Cilada: a fábrica de doces e o desenvolvedor infantil

Texto escrito em 2013

Venho observando uma forte tendência da infantilização do desenvolvedor. Vejo isto em eventos, ofertas de emprego, propagandas, matérias nítidamente pagas em revistas e jornais. Talvez seja mera impressão de um sujeito que está envelhecendo (torço para que seja), mas quanto mais converso com meus amigos e contatos mais esta impressão se materializa diante de mim (e você). Yeap: mais uma armadilha para desenvolvedores.

O que é um bom ambiente de trabalho?

Se você acompanha meu blog sabe que um dos meus assuntos favoritos são as condições de trabalho. Óbviamente sou a favor do melhor ambiente possível tanto como funcionário como empregador (sou os dois), mas como diz aquele ditado, quando a esmola é muita, o pobre desconfia. Então me escutem: desconfiem, e muito!

Pense comigo: o que é melhor? Um ambiente de trabalho que surge naturalmente ou artificialmente? Aliás, indo além, o que é um bom ambiente de trabalho? Após alguns anos cheguei a uma definição que acredito ser bastante justa.

O bom ambiente de trabalho é aquele no qual o trabalhador extrai satisfação para si ao executar sua função.

Com base nesta definição óbviamente que o salário é importante mas não o fundamental. Digo por experiência própria: alguns dos trabalhos mais fascinantes da minha vida eu sequer recebia bem e em alguns casos literalmente paguei só pelo tesão da missão (juro). Claro que ganhar bem ajuda bastante, mas acho que você entendeu aonde quero chegar.

Então quando vejo estas propostas de trabalho nas quais a pessoa do RH repete enfáticamente que é oferecido o melhor ambiente imaginável não consigo parar de lembrar daquela cena do filme "Família Adams" (nem lembro mais qual) em que Vandinha é forçada a sorrir. Soa tão assustador!

Mas sabe: me perturba hoje que tenho 34 anos e alguma experiência: se tivesse 10 ou 15 anos a menos acredito que acharia sedutor como aquelas lâmpadas que usamos para matar mosquitos: brilhantes, aconchegantes, convidativas e fatais.

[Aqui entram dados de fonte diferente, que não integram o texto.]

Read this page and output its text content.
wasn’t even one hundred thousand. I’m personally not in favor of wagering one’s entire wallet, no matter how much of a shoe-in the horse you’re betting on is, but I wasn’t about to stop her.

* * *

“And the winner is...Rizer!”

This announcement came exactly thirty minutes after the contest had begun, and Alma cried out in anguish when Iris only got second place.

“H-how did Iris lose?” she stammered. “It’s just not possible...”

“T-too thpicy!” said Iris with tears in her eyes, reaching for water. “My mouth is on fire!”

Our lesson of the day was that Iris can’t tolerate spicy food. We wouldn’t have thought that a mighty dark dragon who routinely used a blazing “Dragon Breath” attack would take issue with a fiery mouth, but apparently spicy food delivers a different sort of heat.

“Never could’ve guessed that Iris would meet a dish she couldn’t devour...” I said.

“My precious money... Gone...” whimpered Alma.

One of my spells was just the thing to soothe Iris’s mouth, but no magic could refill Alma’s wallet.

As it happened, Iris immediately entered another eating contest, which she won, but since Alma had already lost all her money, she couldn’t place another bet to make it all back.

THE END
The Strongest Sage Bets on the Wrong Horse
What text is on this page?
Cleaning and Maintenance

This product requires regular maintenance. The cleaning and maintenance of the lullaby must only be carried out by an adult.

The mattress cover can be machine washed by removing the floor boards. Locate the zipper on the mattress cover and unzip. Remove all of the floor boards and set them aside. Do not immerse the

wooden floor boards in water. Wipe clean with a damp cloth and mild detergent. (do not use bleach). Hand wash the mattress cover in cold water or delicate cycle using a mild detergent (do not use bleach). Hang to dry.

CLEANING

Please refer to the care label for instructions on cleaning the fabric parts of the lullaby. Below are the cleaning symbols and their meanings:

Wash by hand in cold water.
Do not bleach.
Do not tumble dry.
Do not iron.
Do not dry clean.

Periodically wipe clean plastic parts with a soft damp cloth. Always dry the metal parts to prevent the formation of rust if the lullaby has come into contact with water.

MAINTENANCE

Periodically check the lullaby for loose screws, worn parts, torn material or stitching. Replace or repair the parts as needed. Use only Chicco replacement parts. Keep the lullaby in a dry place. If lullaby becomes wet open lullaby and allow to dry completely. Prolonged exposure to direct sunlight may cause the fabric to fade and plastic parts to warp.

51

Dica: felicidade surge naturalmente. Quando vêm de forma artificial mostra que há algo muito errado por trás disto. Se você é de fato feliz e vive em um ambiente agradável isto é natural pra você: não precisa alardear por aí.

Aqueles benefícios divertidos!

"Temos máquina de café expresso, videogame, sofás confortáveis, quadra de tênis e você pode trazer o seu cachorro para trabalhar com você". Na maior parte das propostas que vejo deste tipo perguntas básicas como "qual o plano de carreira?", "o salário é competitivo?", "horas extras são comuns?" sequer são mencionadas. E sabem o que é mais legal? É que sempre tem uma aparência incrívelmente jovial: por que será hein?

(certa vez em uma entrevista o dono da empresa me disse que eles eram modernos por usarem o software "cranks" de comunicação interna. Na época achei massa, mas anos depois me pergunto: E DAÍ???)

Sabem o que penso? Que se não me respondem a estas perguntas que fiz acima de forma satisfatória os tais benefícios (que se você for contar na ponta do lápis, são bem baratos pra empresa) nada mais são que distrações para que a mão de obra seja o mais barata possível. Talvez por isto o foco na infantilização do profissional: afinal de contas crianças são mais fáceis de serem  manipuladas, não é mesmo? E como você pode reclamar de um lugar que te oferece tanta diversão e prazer ao mesmo tempo? Humpf, seu ingrato(a)!

A imagem do Google ou da Microsoft sempre são mencionadas, mas curiosamente não dizem que estas empresas oferecem este tipo de "benefício" ao funcionário porque tem capital para tal e anos de cultura empresarial que garantem o equilíbrio. Ainda pior: "esquecem" de te contar que, dado seu horário de trabalho, a não ser que você não trabalhe, é claro, a maior parte do seu dia não será gasta com estes brinquedos.

Dica: troque os brinquedos por coisas mais sólidas como por exemplo a perspectiva de crescer (tanto profissional quanto intelecutalmente) no executar das suas tarefas ok? Brinquedos você compra fora do trabalho com seu salário caso seja bem pago. Nâo se valoriza funcionários com diversões tolas, mas sim com desafios intelectuais reais que ofereçam uma possibilidade de crescimento paupável.